Een kwartier uit het leven van… Victoria
7 maart 2013
De week van Victoria (1,5) zit er nog aan te komen; u moet het nu even doen met vijftien minuten. Ik neem een greep uit een willekeurige ochtend, even na het ontbijt.
Zo’n ochtend begint goed. Victoria mag graag ontbijten en na een copieuze maaltijd -eitje, plakje kaas, bekertje karnemelk, stukje sinaasappel, rijstkorrels van gisteravond die ze uit de spleten van haar kinderstoel krabt- is ze altijd heel gezeglijk. Op deze willekeurige ochtend speelt ze met haar zusje. Ze komt de woonkamer binnen met een pop in de draagdoek.
Het is een andere pop dan Harry. Want hoewel Harry nog altijd kan rekenen op Victoria’s allesbedelvende liefde, laat ze hem in dit geval net zo makkelijk links liggen. Ook een poppenmoeder moet praktisch blijven en het is nu eenmaal evident: Harry draagt minder makkelijk.
Victoria hobbelt rond tussen speelgoed en slaapkamers, kletsend en neuriënd, druk in haar eigen wereld.
En op zo’n moment maak ik een denkfout. Ik denk namelijk: ‘Wat is ze lekker bezig, ik kan wel even iets anders doen.’ Iedere ouder weet dat je dat nooit kunt denken.

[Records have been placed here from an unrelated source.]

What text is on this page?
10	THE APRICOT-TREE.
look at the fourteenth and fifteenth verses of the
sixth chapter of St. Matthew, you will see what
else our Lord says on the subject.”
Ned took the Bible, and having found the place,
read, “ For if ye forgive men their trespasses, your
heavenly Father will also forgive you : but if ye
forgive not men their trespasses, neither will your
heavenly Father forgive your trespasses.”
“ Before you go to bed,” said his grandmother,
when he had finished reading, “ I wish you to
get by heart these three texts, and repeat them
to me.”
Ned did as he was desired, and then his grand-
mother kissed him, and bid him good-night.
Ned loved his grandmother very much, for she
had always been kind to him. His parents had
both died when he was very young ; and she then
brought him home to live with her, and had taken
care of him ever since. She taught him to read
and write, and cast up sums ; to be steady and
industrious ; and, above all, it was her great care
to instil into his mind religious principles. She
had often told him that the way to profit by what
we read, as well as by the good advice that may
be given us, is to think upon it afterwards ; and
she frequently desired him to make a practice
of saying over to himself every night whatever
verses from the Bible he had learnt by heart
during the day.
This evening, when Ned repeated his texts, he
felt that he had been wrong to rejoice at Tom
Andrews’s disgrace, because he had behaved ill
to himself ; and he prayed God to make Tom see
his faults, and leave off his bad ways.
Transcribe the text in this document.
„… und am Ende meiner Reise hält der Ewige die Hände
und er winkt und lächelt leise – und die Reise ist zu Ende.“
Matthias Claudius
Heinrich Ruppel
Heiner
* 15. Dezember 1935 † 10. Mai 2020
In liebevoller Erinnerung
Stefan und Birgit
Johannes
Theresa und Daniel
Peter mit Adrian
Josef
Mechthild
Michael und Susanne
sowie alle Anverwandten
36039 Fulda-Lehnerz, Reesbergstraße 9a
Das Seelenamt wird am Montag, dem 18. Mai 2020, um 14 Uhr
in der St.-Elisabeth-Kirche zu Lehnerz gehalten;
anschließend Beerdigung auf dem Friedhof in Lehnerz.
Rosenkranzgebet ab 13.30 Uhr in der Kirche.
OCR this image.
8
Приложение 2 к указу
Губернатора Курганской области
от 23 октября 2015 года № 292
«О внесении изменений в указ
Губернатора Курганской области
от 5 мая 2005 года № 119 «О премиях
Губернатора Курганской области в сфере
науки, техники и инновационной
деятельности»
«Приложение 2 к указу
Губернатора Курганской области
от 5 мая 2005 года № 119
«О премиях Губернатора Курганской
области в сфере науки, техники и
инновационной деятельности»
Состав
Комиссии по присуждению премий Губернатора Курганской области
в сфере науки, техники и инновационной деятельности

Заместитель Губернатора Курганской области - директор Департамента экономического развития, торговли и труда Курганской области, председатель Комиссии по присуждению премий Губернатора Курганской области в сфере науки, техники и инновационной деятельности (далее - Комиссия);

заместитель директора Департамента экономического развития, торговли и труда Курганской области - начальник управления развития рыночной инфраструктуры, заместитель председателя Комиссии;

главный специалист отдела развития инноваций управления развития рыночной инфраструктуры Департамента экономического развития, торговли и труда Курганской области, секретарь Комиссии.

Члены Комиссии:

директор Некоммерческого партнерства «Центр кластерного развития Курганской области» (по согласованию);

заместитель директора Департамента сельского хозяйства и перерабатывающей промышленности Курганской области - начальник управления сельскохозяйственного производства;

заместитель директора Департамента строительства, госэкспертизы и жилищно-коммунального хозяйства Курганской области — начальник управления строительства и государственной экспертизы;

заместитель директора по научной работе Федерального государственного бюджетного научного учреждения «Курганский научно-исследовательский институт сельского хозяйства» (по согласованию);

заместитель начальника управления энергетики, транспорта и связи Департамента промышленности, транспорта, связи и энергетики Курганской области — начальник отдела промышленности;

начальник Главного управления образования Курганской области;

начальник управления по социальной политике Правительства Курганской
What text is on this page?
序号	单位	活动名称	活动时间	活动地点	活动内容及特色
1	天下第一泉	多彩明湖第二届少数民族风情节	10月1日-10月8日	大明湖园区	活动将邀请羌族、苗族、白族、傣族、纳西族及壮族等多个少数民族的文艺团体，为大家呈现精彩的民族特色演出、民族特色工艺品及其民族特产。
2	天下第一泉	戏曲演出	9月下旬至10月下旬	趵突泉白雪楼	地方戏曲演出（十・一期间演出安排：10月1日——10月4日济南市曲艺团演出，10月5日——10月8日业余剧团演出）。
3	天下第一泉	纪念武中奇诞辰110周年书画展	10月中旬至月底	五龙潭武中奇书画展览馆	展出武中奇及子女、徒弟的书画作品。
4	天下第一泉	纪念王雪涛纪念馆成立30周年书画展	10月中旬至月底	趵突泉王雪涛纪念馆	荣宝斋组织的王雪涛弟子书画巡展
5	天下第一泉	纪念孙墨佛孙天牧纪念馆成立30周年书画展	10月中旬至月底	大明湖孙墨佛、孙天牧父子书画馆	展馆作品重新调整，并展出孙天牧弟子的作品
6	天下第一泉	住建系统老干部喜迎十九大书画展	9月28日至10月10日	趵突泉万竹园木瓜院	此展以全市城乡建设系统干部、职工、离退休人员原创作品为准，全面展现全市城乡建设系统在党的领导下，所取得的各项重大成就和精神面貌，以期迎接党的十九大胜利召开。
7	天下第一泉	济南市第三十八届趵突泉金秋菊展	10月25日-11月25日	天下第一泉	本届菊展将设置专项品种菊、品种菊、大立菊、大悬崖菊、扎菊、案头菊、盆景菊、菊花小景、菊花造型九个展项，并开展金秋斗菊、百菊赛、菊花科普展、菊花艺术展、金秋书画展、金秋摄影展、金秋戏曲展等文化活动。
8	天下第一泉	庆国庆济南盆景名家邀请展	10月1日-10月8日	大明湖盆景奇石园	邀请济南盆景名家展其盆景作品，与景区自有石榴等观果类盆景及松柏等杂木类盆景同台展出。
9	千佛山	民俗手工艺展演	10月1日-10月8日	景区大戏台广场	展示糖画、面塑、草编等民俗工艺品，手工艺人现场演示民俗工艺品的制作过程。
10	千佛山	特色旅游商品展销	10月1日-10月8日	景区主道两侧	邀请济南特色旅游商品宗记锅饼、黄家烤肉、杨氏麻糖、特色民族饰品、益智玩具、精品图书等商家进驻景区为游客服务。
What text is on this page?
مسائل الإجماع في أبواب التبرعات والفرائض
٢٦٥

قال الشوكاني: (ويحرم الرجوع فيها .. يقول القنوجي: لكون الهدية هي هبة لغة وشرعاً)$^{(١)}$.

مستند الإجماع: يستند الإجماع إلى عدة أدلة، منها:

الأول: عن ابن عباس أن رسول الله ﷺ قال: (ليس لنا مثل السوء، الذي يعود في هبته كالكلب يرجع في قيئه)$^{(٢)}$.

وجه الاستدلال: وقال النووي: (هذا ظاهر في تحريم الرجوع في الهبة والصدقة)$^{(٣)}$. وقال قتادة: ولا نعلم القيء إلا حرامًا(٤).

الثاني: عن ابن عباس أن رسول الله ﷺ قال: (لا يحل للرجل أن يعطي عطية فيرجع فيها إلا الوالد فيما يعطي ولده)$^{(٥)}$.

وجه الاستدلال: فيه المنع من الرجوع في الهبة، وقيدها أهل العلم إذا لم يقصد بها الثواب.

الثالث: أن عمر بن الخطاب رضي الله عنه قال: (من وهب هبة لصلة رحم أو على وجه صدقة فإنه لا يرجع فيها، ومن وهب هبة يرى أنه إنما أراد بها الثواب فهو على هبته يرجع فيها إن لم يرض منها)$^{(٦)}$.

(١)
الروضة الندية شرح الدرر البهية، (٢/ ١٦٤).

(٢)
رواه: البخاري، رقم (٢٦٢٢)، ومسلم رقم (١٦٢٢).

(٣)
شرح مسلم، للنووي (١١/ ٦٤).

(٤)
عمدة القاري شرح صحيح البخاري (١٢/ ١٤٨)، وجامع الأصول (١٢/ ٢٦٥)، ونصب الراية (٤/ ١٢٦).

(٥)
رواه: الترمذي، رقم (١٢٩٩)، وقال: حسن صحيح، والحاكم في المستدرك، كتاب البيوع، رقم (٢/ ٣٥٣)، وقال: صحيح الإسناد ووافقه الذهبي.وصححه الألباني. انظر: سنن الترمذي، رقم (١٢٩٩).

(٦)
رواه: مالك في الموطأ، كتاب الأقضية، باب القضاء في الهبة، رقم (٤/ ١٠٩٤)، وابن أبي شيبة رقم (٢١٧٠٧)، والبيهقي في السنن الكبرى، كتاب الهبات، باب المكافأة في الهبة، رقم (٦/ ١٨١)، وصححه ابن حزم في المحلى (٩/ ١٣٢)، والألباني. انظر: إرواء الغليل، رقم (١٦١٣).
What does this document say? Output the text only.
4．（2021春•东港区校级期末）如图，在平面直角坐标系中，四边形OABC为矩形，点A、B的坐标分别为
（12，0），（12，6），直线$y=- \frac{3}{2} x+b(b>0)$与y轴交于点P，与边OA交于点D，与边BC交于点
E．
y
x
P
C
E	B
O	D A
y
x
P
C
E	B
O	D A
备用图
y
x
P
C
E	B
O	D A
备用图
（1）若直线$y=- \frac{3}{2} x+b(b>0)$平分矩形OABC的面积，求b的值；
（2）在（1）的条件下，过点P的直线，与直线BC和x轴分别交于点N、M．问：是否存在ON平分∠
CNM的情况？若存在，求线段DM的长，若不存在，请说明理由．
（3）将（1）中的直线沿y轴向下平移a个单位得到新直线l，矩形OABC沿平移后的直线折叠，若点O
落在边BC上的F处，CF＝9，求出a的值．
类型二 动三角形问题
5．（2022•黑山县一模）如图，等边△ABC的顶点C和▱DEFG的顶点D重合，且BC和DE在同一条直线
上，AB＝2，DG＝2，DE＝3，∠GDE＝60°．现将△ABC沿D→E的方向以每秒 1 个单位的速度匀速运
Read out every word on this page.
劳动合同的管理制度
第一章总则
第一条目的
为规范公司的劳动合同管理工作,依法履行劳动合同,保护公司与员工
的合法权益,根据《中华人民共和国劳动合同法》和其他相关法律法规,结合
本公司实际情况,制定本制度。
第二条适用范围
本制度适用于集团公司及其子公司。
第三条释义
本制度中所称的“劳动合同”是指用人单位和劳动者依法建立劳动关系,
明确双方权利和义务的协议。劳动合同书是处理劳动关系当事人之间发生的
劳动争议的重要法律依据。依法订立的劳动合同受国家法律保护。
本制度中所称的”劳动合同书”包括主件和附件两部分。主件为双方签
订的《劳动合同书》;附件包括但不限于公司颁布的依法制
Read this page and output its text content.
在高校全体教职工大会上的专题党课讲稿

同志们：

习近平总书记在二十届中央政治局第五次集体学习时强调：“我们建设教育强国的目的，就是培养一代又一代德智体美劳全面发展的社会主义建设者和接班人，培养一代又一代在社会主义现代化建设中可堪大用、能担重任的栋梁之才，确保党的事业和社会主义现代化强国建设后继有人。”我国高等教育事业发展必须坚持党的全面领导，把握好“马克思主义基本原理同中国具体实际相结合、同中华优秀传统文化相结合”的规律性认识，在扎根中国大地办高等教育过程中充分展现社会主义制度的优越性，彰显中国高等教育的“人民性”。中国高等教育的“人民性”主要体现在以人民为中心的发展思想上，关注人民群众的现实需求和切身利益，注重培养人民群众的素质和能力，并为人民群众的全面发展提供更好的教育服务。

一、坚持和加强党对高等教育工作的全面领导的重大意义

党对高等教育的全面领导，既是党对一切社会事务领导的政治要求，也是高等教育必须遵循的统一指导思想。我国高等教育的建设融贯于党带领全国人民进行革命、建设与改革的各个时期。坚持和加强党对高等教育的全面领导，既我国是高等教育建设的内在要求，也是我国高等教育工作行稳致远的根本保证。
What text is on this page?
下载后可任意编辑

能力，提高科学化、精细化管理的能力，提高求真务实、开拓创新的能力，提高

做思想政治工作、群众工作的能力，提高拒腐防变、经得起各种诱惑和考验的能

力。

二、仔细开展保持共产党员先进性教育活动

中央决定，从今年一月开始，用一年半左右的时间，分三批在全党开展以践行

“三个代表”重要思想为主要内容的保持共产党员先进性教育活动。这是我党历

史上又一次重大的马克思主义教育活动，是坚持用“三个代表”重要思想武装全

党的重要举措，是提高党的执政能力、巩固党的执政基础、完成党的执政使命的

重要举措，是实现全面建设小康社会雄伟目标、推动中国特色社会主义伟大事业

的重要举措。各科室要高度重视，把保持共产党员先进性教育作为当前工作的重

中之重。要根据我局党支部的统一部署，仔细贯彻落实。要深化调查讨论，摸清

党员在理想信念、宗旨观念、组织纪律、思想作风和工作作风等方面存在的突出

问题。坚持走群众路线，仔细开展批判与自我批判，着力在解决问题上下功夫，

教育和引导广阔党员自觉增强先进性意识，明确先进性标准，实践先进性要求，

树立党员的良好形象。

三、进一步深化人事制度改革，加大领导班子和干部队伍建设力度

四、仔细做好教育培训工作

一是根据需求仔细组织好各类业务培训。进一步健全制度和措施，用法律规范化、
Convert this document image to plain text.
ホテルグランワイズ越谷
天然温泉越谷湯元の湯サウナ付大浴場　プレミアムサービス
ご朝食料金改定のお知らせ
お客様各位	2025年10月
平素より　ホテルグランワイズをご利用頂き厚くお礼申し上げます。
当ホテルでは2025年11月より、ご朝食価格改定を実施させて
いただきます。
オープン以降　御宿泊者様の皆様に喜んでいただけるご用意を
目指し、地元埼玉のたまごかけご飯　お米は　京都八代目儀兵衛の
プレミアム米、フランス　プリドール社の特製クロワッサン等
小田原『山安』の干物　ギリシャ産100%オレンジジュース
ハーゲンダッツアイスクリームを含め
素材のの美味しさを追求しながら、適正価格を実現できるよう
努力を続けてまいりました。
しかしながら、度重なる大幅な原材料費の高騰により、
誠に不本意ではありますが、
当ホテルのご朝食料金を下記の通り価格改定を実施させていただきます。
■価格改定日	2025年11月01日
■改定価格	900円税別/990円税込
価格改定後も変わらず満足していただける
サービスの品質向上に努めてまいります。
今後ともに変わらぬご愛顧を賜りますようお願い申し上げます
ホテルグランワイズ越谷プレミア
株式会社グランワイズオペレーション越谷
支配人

Binnen drie minuten nadat we haar onze rug hebben toegekeerd, heeft Victoria alle tweeënzeventig billendoekjes uit het nieuwe pak getrokken.
Daar linksachter.
In de vierde minuut van onze willekeurige ochtend heb ik de helft van de billendoekjes teruggepropt -de rest doe ik later wel- en scharrelt zij verder.
Je zou denken dat ik geleerd had van de billendoekjes, maar dat is een misvatting. Neem het aantal keren dat een dribbelende peuter over haar eigen beentjes struikelt, vermenigvuldig het met je eigen leeftijd en je hebt de hoeveelheid gapende gaten tussen droom en daad in het ouderschap.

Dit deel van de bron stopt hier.